Use of intravenous immunoglobulin to treat chronic bilateral otomastoiditis in
the setting of rituximab induced hypogammaglobulinemia.
Author(s): Otremba MD, Adam SI, Price CC, Hohuan D, Kveton JF.
Affiliation(s): Departments of Surgery, Section of Otolaryngology, Head, and Neck Surgery, Yale
University School of Medicine, New Haven, CT, USA. michael.otremba@yale.edu
Publication date & source: 2012, Am J Otolaryngol. , 33(5):619-22
The temporal bone may be affected by a variety of systemic pathology because the
disease nature, location, and extent determine the symptoms. Middle ear and
mastoid infections may be the initial clinical manifestation of autoimmune and
acquired immunodeficiency disorders. Rituximab, an anti-CD20 chimeric antibody,
has become increasingly popular as a therapeutic agent for patients with a wide
range of autoimmune disorders refractory to standard treatments. Normal levels of
immunoglobulin levels are usually maintained during and after rituximab therapy,
and clinical trials to date have shown no statistically significant increase of
serious infections among patients with autoimmune diseases being treated with
rituximab (Cohen SB, Emery P, Greenwald MW, Dougados M, Furie RA, Genovese MC, et
al, for the REFLEX Trial Group. Rituximab for rheumatoid arthritis refractory to
anti-tumor necrosis factor therapy: results of a multicenter, randomized,
double-blind, placebo-controlled, phase III trial evaluating primary efficacy and
safety at 24 weeks. Arthritis Rheum. 2006;54:2793-2806. Edwards JC, Szczepanski
L, Szechinski J, Filipowicz-Sosnowska A, Emery P, Close DR, et al. Efficacy of
B-cell-targeted therapy with rituximab in patients with rheumatoid arthritis. N
Engl J Med. 2004;350:2572-2581). However, there have been several reports of
opportunistic infections associated with rituximab (Kelesidis T, Daikos G, et al.

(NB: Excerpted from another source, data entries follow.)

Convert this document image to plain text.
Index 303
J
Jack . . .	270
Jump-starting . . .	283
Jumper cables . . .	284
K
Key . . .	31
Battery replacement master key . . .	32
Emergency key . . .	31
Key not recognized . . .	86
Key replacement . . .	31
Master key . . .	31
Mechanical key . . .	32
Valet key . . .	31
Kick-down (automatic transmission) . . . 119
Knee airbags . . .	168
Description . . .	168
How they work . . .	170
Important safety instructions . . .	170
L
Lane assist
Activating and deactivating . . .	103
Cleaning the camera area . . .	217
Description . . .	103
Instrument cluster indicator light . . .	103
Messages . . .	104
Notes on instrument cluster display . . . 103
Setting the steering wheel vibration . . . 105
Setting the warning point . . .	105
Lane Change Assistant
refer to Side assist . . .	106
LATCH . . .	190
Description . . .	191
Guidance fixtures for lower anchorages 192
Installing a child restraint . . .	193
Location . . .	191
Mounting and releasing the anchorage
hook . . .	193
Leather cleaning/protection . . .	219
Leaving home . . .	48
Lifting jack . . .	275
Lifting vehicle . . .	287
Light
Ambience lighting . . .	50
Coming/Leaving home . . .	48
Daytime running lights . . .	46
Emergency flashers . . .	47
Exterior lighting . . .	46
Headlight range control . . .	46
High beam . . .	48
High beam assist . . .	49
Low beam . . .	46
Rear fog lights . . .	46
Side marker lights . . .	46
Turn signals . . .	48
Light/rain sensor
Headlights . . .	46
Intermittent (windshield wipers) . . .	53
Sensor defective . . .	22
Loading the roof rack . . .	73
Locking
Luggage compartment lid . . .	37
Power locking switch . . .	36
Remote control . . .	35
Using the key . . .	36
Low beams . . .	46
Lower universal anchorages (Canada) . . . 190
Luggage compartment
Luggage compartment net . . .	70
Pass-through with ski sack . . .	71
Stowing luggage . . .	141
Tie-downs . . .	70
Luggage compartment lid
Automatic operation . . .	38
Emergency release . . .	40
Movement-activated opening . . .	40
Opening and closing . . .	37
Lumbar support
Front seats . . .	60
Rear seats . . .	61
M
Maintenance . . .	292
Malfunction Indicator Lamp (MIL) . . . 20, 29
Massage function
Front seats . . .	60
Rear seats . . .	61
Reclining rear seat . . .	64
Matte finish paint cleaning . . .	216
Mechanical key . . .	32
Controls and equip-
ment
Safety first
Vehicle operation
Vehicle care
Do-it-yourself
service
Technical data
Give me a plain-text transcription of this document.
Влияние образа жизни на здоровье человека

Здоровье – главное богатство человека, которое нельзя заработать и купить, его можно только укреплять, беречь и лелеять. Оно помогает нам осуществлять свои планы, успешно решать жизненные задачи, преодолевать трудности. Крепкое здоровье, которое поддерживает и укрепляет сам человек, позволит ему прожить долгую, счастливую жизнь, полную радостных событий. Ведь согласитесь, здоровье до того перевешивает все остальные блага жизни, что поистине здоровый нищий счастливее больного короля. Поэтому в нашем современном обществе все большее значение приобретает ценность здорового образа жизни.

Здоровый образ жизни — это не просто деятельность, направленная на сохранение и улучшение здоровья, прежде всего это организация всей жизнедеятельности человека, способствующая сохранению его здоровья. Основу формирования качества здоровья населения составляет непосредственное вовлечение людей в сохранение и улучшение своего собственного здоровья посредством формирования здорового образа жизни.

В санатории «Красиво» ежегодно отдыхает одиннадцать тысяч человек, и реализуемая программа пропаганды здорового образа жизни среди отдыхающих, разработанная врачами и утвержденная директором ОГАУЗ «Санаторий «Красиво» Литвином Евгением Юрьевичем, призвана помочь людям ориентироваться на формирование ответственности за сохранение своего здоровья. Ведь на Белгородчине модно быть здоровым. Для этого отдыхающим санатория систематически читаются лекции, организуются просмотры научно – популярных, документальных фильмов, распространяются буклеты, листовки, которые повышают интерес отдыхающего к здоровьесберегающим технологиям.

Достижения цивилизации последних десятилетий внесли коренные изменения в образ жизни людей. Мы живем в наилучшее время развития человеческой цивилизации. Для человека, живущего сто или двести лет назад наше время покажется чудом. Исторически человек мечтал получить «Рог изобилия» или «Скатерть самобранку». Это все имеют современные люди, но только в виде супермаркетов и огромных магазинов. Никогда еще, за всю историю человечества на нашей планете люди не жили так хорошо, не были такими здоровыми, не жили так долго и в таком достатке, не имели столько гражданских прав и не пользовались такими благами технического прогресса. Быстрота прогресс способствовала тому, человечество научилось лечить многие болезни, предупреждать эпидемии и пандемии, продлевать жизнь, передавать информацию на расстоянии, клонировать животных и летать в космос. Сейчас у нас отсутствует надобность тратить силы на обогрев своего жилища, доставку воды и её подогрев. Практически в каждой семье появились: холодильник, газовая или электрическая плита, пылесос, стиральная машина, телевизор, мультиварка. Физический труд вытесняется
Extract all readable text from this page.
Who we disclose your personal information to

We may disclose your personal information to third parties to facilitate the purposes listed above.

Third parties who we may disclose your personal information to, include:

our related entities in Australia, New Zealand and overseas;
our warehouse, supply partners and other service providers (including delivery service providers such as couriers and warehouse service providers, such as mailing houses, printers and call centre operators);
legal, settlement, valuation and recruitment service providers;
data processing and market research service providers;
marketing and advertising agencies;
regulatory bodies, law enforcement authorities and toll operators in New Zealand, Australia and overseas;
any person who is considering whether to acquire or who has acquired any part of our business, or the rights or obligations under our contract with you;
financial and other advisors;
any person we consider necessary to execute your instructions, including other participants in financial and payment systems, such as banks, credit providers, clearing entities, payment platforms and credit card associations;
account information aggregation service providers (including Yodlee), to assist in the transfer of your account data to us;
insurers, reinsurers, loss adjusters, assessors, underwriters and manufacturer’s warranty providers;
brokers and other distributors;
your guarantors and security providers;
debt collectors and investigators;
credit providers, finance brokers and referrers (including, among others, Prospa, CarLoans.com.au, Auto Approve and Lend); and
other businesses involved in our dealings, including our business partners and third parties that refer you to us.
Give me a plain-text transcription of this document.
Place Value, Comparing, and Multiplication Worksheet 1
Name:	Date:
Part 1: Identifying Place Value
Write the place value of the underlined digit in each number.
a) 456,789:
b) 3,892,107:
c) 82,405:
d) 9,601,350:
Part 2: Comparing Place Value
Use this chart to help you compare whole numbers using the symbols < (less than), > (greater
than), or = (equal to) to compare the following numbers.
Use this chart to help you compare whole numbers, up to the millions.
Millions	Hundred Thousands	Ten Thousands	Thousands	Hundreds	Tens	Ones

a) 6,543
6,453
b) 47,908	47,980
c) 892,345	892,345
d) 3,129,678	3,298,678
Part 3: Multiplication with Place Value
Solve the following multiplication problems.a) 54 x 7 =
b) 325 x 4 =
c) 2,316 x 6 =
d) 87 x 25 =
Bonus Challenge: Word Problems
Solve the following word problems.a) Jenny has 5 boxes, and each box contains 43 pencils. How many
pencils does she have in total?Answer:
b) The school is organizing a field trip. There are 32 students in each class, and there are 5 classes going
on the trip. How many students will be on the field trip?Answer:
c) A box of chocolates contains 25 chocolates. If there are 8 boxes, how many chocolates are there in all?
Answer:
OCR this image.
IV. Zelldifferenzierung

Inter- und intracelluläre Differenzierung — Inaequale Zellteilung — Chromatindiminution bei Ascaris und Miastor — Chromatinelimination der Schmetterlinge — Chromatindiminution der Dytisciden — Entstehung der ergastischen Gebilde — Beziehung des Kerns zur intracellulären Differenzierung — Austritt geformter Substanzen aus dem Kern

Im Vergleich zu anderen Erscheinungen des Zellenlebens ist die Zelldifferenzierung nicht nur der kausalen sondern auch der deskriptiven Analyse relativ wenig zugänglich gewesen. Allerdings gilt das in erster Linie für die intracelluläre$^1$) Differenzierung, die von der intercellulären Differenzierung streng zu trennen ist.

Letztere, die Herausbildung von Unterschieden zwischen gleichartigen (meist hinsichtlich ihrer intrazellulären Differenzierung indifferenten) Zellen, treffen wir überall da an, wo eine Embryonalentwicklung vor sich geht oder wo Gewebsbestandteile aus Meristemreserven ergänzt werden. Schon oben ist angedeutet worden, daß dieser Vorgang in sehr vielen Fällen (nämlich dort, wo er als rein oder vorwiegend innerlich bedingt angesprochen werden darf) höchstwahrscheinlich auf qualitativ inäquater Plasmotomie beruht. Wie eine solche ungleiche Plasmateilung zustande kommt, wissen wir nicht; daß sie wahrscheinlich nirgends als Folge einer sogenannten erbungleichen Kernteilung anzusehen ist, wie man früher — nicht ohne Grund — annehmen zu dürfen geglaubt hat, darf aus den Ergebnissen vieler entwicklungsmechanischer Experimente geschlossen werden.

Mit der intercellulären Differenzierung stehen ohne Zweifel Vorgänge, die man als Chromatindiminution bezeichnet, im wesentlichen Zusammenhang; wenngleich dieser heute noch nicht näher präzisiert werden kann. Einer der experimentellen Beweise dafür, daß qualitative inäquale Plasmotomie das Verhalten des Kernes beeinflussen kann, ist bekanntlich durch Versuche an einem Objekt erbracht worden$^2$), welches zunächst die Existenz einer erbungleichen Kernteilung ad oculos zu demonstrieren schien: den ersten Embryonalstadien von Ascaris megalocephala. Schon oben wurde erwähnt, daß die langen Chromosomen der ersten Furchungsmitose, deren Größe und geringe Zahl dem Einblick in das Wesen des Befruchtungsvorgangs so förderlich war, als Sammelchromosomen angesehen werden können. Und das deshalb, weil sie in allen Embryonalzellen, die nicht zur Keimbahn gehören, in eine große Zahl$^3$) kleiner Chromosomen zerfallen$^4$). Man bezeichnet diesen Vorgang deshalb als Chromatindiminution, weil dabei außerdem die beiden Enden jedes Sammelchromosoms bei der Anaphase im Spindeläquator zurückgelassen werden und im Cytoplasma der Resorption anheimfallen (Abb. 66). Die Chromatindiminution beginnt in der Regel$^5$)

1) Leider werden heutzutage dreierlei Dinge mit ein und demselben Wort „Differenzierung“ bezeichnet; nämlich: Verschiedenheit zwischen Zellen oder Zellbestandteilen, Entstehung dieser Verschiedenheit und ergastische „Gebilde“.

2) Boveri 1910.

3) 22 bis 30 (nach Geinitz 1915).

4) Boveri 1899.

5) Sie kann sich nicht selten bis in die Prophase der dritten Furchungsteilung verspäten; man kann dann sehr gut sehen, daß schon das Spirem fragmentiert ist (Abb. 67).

Does rituximab increase the incidence of infectious complications? A narrative
review. Int J Infect Dis 2011;15:e2-e16. Teichmann LL, Woenckhaus M, Vogel C, et
al. Fatal Pneumocystis pneumonia following rituximab administration for
rheumatoid arthritis. Rheumatology 2008;47:1256-1257), as well as cases of it
accelerating the presentation of hypogammaglobulinemia (Diwakar L, Gorrie S, et
al. Does rituximab aggravate pre-existing hypogammaglobulinaemia? J Clin Pathol
2010;63:275-277). Humoral immune defects can cause persistent acute and serous
otitis media, with the development of chronic suppurative otitis media refractory
to medical and surgical therapy (Sasaki CT, Askenase P, Dwyer J, et al. Chronic
ear infection in the immunodeficient patient. Arch Otolaryngol 1981;107:82).
Here, we describe the first presentation, diagnostic workup, and treatment with
intravenous immunoglobulin of chronic bilateral otomastoiditis in the setting of
rituximab-induced hypogammaglobulinemia.